Burkina Faso : L’Etat doit 489,69 milliards F CFA à la SONABHY

Le 11 janvier 2023, du point fait par le ministre en charge du commerce, Serge Poda, au Conseil des ministres, il ressort que l’Etat doit 489,69 milliards F CFA à la Société nationale burkinabè d’hydrocarbures (SONABHY).

La situation de la Société nationale burkinabè d’hydrocarbures (SONABHY) est en « dégradation continue ». C’est le constat dressé par le gouvernement le 11 janvier 2023. En effet, à la date du 30 novembre 2022, l’Etat doit à ladite société 489,69 milliards F CFA.

Cela est dû, selon le communiqué fait par le ministre en charge du commerce en Conseil des ministres, à la politique des prix pour la vente des hydrocarbures axée sur le recours aux techniques de subventions des prix à la pompe, du gaz butane et des produits destinés à la production de l’électricité.

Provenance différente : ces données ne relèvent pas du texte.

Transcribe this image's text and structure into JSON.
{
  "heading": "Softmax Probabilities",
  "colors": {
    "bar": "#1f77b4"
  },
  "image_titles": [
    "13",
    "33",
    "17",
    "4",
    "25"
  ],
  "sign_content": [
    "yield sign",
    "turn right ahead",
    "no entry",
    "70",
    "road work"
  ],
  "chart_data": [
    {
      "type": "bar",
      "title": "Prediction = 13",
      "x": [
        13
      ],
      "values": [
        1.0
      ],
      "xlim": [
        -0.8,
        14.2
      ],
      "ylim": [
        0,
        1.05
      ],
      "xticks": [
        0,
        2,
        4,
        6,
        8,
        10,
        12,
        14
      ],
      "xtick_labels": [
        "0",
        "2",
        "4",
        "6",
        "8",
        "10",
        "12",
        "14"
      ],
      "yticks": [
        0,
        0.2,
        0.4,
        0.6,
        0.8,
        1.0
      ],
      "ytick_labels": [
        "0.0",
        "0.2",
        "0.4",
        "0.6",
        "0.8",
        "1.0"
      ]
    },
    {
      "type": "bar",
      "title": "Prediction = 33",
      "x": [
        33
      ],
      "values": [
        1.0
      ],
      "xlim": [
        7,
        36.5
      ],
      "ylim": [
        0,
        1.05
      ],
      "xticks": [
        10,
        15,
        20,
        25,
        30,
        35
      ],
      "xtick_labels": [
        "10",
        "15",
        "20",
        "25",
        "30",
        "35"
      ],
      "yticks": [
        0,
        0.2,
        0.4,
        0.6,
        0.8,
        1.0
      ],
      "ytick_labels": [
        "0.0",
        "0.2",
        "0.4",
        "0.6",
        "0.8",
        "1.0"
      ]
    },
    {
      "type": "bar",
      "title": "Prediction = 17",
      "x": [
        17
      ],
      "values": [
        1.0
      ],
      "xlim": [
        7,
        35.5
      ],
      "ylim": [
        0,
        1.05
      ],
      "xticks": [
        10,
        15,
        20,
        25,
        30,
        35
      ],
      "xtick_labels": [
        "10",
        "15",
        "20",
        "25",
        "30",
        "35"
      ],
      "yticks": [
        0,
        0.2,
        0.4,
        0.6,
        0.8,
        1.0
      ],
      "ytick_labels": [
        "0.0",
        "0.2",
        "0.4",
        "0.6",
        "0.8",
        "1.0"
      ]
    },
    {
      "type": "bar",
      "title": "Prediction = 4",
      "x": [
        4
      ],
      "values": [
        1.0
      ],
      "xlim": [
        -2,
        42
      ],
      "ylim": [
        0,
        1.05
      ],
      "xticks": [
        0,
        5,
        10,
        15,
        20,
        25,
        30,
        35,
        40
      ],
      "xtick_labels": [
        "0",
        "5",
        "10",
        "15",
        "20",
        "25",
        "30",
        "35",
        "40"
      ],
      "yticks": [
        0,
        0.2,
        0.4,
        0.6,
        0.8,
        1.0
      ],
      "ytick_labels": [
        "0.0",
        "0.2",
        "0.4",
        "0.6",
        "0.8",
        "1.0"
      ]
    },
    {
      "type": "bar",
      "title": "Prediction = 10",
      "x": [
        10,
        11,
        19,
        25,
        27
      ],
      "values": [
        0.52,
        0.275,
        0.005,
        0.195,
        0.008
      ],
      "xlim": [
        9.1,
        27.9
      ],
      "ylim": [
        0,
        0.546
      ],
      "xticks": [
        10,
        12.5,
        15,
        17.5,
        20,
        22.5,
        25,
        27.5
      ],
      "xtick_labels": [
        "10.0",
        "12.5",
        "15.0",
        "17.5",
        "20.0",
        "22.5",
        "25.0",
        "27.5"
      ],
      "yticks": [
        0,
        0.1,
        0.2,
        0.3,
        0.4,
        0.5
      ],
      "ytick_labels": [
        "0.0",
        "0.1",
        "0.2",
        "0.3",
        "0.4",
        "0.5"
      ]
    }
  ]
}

« Cette politique a affecté au fil des années l’équilibre financier de la SONABHY à qui l’Etat reste redevable. A la date du 30 novembre 2022, l’Etat doit à ladite société 489,69 milliards F CFA obligeant celle-ci à s’endetter auprès des institutions financières locales et internationales », lit-on dans le compte rendu du Conseil des ministres.

Par ailleurs, selon la même source, à la date du 27 décembre 2022, le montant des factures fournisseurs de la SONABHY échues en souffrance de payement s’élève à 149,81 milliards F CFA.

Pour « rompre avec la tendance à la dégradation continue de la situation de la SONABHY » et « mieux sécuriser les approvisionnements du Burkina Faso en hydrocarbures », le Conseil des ministres a instruit les ministres chargés du dossier de proposer un schéma.

En rappel, le circuit d’approvisionnement du Burkina Faso en hydrocarbures est subdivisé en quatre (04) segments principaux que sont l’importation, le transport, le stockage et la distribution. Et depuis sa création en 1985, la Société nationale burkinabè d’hydrocarbures (SONABHY) assure exclusivement l’importation et le stockage, les deux autres segments (transport et distribution) étant entièrement libéralisés.